PhD study on Biodiversity Offsets
I am very happy to see more and more very extensive and highly valuable PhD studies emerge in the offsets field. One of the latest is by Michael Curran prepared at the ETH Zurich (Switzerland). The title of his work is “Compensating the biodiversity impacts of land use: Toward ecologically equal exchange in the North–South context”.

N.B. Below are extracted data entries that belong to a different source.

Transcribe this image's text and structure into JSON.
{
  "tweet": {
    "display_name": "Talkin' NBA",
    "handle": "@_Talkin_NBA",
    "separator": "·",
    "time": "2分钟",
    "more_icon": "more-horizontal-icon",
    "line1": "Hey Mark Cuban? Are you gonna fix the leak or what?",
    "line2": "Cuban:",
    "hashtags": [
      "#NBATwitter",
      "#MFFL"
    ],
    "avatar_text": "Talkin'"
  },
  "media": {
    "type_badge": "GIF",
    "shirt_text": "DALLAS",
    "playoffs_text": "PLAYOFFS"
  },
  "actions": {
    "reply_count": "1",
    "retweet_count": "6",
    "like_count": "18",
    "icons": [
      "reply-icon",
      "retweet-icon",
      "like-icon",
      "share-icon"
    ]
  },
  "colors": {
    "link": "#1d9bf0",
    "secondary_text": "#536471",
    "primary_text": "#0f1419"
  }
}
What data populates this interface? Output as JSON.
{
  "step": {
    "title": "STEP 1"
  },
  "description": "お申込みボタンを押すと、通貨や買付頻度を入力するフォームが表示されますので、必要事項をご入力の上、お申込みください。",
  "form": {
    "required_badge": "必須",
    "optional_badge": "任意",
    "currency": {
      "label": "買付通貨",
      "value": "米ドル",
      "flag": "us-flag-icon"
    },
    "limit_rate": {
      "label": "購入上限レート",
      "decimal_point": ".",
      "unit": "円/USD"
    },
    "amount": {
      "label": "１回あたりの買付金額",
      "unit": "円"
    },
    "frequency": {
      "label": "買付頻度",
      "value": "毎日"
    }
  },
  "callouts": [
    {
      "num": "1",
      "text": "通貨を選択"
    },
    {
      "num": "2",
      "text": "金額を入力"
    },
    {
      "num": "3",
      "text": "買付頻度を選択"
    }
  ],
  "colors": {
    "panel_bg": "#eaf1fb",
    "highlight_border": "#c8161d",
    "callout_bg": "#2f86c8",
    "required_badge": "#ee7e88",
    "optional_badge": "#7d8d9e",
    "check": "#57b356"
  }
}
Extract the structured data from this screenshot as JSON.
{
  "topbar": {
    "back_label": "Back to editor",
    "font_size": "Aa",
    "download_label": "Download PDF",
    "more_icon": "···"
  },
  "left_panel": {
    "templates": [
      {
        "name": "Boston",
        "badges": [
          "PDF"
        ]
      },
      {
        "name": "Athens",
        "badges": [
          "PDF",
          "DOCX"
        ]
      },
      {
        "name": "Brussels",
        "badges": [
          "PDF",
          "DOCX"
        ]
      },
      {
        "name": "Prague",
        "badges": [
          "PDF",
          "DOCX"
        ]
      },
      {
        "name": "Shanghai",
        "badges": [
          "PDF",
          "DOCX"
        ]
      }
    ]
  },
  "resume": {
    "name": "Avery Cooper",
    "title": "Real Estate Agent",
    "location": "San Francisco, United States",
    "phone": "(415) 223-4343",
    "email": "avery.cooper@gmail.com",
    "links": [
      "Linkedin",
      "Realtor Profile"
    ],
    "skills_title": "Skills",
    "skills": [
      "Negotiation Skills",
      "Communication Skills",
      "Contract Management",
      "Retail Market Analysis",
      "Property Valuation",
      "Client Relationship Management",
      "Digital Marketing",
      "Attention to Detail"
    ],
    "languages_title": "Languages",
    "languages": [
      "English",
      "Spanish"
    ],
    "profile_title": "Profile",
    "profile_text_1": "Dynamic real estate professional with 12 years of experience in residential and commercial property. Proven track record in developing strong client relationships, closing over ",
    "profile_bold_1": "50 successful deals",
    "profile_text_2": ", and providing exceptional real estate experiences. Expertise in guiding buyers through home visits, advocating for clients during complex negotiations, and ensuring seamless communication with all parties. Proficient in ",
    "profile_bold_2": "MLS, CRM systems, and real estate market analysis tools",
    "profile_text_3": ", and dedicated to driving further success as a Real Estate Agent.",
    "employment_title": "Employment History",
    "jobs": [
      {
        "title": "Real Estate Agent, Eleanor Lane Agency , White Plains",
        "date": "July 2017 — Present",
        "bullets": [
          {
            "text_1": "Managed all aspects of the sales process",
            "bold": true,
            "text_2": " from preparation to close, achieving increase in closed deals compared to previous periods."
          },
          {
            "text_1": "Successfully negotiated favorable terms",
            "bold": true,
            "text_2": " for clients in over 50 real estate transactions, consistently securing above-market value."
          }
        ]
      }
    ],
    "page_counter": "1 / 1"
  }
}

Michael was so kind to share the link to the full text (https://dl.dropboxusercontent.com/u/39197900/PhD_Curran_Full_Electronic.pdf) and asked me to pass this on. For a brief insight, please find (a part of) the abstract of the thesis pasted below:
Abstract from the PhD study on Biodiversity offsets
“Increasing consumption and global trade of agricultural products is driving rapid declines in biodiversity in agricultural frontier regions, primarily in the Global South. Rising demand for food, fodder and biofuel in developed and emerging nations is driving displaced habitat and species impacts via trade, requiring a strengthening of consumer responsibility in the affluent Global North. Improved regulation and the strengthening of international treaties relating to biodiversity loss and environmental protection are required. At the same time, international compensation schemes for ecological damages, such as biodiversity offsets, represent one immediate option to address impacts. However, at least four methodological hurdles stand out: (1) whole-supply chain impact assessment tools, such as Life Cycle Assessment (LCA), must be improved to adequately integrate biodiversity loss; (2) the biodiversity offset methodology must be improved to reduce risks, adequately reflect ecological value and operate internationally; (3) different conservation strategies must be employed in the right context to ensure effective, fair and additional conservation gains; and (4) opaque international supply chains mean impact location is often unknown, thus impact assessment and compensation must be assessed under spatial uncertainty. This dissertation attempts to resolve some of these issues, and in the process, investigate the potential for an international application of the biodiversity offset methodology in order to compensate producing countries of the Global South for consumptioninduced biodiversity loss.”